A final explanation is that Democrats simply face too many structural weaknesses in state and local politics, no matter what strategies their funders and activists employ. Groups in the Democratic coalition, such as minorities and young people, are less likely to vote in off-year elections. The habit of clustering in cities also puts them at a disadvantage in legislative elections, since a 95 percent Democratic district is effectively wasting thousands of votes. This problem would exist even if there were no such thing as gerrymandering, but Republicans can make it worse when they draw the legislative maps. There is also the idea, repeated as folk wisdom in progressive circles, that liberals are more likely to move to New York or D.C. at the age when young conservatives are putting down roots in their hometowns, making the connections that let them run for office. Put it all together and Democrats start out in a huge hole before ideology, interest groups, or funders ever come into play.

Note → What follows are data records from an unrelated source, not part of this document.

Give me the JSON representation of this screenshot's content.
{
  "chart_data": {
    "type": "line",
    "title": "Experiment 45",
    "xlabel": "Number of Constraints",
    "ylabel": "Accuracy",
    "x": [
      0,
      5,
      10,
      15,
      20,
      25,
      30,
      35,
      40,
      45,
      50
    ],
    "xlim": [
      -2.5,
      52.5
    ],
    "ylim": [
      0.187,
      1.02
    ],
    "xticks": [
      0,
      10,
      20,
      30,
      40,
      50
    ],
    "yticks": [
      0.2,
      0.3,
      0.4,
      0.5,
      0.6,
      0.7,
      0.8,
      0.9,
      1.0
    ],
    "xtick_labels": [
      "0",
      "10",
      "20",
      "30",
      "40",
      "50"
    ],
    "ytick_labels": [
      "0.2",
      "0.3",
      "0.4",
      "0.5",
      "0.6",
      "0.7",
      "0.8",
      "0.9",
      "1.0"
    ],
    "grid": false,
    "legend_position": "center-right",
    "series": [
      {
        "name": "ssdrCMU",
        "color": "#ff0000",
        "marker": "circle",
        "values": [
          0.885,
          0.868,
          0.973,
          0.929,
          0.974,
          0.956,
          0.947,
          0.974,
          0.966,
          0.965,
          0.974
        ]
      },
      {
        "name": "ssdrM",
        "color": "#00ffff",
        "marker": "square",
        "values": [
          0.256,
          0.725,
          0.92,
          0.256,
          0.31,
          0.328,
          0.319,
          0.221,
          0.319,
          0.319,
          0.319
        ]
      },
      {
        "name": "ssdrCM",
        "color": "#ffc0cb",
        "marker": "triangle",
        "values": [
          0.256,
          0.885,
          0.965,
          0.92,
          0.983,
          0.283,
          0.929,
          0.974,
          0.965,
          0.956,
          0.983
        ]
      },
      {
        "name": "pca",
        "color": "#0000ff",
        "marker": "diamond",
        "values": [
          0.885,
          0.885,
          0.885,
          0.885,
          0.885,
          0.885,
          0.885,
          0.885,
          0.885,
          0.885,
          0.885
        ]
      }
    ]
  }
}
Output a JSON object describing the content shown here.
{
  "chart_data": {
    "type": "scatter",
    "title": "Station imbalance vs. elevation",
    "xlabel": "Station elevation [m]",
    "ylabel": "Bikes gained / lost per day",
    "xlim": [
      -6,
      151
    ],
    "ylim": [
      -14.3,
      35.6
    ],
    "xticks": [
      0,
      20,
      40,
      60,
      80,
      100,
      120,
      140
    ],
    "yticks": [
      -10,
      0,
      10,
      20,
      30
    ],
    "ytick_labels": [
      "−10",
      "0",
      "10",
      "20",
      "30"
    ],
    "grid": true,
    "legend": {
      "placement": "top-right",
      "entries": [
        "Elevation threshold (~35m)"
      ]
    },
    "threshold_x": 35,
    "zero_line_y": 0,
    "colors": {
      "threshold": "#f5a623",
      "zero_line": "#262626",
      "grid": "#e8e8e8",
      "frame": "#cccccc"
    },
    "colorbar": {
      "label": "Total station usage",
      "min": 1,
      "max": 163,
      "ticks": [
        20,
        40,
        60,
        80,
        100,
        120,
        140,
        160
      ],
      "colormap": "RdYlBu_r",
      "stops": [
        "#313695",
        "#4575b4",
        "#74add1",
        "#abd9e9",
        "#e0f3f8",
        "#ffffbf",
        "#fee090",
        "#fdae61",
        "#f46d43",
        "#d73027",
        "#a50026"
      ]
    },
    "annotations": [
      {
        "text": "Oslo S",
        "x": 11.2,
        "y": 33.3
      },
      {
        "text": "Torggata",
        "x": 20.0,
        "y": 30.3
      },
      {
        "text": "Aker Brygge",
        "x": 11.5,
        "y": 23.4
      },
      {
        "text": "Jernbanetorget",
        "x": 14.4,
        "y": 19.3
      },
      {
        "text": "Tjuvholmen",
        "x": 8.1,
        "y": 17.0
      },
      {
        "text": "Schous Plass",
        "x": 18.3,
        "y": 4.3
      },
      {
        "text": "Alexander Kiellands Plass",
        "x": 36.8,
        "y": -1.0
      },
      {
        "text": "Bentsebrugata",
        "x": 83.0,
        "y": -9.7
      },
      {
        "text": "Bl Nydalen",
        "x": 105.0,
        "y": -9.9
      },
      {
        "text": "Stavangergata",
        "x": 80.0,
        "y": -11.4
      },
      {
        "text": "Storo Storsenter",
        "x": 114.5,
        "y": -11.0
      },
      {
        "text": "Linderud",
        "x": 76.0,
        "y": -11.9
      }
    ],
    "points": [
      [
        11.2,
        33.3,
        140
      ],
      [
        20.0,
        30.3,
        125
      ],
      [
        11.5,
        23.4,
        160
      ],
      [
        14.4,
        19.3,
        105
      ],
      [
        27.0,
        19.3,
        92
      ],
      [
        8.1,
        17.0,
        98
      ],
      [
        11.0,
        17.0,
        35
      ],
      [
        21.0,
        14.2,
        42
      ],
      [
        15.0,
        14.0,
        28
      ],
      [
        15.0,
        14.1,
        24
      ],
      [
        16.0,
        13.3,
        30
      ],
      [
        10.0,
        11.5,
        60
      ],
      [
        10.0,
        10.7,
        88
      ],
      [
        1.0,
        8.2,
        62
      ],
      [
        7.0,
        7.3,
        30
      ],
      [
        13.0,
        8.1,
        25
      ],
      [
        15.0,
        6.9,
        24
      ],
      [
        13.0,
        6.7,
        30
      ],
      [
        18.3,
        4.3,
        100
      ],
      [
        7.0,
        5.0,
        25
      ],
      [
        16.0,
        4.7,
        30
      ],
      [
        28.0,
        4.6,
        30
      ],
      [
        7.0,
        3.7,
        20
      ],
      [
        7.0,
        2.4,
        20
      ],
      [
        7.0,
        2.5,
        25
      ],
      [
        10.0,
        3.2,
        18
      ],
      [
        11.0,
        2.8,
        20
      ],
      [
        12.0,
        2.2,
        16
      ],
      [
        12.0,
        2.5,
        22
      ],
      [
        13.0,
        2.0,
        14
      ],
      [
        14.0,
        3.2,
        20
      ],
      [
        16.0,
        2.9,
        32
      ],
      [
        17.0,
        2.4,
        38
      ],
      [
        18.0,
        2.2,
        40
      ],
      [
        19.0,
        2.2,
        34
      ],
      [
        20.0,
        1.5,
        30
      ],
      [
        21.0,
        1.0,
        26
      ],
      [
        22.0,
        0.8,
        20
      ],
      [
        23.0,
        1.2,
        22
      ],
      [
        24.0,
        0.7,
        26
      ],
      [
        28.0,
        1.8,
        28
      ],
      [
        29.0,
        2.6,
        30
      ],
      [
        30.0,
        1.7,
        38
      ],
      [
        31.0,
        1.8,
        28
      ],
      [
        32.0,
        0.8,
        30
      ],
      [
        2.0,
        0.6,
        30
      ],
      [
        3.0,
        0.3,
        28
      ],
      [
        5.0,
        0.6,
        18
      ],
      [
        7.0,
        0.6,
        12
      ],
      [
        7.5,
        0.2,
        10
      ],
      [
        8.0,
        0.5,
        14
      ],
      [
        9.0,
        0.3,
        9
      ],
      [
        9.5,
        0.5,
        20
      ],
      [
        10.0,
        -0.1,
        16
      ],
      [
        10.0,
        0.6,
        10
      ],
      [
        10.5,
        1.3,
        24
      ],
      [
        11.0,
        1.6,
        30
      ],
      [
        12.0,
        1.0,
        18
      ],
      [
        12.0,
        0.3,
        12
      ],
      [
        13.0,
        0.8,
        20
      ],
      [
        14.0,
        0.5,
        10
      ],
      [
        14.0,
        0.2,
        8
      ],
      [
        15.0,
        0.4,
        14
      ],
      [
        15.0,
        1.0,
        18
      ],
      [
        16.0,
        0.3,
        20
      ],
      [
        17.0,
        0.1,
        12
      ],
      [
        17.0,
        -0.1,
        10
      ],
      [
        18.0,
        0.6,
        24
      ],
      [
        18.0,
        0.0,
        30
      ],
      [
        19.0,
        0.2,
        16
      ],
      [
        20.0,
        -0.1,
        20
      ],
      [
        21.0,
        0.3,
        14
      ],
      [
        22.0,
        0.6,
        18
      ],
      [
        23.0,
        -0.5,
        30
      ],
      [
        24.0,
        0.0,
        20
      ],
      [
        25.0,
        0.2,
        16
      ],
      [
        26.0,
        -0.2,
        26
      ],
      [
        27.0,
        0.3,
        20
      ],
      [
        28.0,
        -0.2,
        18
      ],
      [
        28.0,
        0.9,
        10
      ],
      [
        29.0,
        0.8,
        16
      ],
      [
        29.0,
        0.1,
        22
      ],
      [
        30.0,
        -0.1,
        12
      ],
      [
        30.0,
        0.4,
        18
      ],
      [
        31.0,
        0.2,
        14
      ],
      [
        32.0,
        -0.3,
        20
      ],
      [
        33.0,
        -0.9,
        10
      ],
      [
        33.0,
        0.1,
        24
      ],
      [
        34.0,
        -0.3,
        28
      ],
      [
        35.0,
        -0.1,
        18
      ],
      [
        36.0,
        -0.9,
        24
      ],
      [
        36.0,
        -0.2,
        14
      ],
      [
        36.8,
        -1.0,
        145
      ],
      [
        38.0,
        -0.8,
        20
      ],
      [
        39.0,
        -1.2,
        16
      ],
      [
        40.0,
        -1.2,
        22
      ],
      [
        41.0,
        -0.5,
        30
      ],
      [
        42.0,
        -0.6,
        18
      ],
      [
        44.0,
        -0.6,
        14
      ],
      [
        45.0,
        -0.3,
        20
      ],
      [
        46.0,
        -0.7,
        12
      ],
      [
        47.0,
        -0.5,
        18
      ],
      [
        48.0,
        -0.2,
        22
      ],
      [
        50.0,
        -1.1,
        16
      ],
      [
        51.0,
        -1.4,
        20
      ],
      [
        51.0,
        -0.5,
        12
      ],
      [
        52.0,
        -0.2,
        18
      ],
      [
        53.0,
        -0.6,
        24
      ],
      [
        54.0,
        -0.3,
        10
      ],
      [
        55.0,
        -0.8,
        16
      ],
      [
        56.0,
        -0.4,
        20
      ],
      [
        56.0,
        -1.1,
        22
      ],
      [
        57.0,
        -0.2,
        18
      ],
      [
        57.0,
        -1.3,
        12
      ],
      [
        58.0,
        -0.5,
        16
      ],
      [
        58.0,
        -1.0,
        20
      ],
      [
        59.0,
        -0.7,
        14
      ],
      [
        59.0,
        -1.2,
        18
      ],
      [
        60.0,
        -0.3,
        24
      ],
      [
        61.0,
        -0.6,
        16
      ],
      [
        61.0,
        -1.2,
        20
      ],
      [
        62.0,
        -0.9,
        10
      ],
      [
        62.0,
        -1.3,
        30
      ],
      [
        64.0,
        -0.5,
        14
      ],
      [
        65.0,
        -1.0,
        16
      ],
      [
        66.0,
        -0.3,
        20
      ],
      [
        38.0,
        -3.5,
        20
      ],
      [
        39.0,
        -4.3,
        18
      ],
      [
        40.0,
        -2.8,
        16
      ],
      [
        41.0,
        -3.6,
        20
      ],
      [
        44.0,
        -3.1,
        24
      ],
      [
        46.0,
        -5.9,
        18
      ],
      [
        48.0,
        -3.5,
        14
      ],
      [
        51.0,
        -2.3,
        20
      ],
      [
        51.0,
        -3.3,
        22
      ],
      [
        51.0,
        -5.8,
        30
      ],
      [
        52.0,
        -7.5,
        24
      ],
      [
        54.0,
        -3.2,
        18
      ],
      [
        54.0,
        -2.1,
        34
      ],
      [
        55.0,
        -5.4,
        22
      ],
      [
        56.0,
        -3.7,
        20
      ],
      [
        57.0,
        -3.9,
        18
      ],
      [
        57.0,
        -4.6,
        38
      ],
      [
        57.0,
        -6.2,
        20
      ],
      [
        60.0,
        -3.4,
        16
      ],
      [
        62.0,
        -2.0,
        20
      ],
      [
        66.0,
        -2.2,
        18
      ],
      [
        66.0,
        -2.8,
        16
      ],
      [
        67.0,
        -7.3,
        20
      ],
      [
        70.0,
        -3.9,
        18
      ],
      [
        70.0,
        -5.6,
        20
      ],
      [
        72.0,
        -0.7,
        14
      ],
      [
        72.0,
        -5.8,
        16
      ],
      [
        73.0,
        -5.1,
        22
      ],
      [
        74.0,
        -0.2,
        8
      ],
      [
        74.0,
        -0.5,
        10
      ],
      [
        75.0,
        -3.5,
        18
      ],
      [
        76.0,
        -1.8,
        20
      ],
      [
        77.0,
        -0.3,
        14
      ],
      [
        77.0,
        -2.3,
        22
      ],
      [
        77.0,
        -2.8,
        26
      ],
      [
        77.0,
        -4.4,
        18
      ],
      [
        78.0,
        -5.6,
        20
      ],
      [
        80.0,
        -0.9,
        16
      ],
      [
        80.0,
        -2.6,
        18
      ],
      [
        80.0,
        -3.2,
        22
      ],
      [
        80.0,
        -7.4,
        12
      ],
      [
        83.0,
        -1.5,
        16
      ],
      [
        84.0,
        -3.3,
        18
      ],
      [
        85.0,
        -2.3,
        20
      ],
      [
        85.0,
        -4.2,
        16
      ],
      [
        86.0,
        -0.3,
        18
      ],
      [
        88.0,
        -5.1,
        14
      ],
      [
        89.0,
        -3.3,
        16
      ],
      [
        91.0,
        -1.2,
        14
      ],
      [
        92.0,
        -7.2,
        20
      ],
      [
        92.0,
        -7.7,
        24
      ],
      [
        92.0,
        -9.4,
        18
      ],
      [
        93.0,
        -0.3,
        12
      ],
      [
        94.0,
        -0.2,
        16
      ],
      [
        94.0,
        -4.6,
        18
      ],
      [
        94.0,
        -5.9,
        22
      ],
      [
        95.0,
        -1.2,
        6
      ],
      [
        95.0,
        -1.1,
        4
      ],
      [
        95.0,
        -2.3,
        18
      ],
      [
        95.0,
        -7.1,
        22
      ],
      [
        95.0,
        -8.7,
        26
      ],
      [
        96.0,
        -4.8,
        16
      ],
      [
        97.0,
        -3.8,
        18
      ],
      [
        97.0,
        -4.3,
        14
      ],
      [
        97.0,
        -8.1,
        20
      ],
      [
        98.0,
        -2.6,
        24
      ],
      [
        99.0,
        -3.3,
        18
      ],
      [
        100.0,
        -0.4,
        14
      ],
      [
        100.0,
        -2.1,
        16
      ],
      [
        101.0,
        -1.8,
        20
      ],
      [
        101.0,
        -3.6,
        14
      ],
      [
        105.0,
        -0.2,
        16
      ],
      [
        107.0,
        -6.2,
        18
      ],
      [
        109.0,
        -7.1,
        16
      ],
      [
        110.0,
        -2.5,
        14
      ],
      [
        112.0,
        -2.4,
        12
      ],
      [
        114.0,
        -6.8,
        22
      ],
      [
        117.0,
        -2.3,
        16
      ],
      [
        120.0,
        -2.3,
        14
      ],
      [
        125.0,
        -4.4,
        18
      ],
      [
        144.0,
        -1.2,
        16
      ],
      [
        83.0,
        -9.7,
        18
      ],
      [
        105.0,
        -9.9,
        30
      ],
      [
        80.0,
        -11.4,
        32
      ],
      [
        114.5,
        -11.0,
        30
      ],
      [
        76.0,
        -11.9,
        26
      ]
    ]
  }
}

All of the above are plausible explanations for why progressives still lag in the states, but in my opinion, no single one is totally satisfying. A more complete explanation might have to do with one of the most powerful forces in politics: inertia. Liberal funders, activists, and voters haven’t fixed weaknesses that were evident a decade ago because solving major collective action problems is difficult and political actors have a tendency to continue doing what they’ve always done, especially without a clear alternative model to follow. ALEC has existed for four decades as one such alternative, but its public notoriety really only began in 2012 when activists began targeting it in the wake of Trayvon Martin’s death for backing “Stand Your Ground” laws; before then, it may not have been on the radar of many progressive funders or activists. Where a vacuum exists, some political entrepreneur will usually step in to try to solve the problem, but that doesn’t guarantee that their solution will be effective, sustained, or funded. Maybe the Democracy Alliance’s solution will be the one that sticks, or maybe it will fall by the wayside with the rest; either way, its experience will be a strong argument for studying how political movements and organizations develop and why they choose the strategies they do.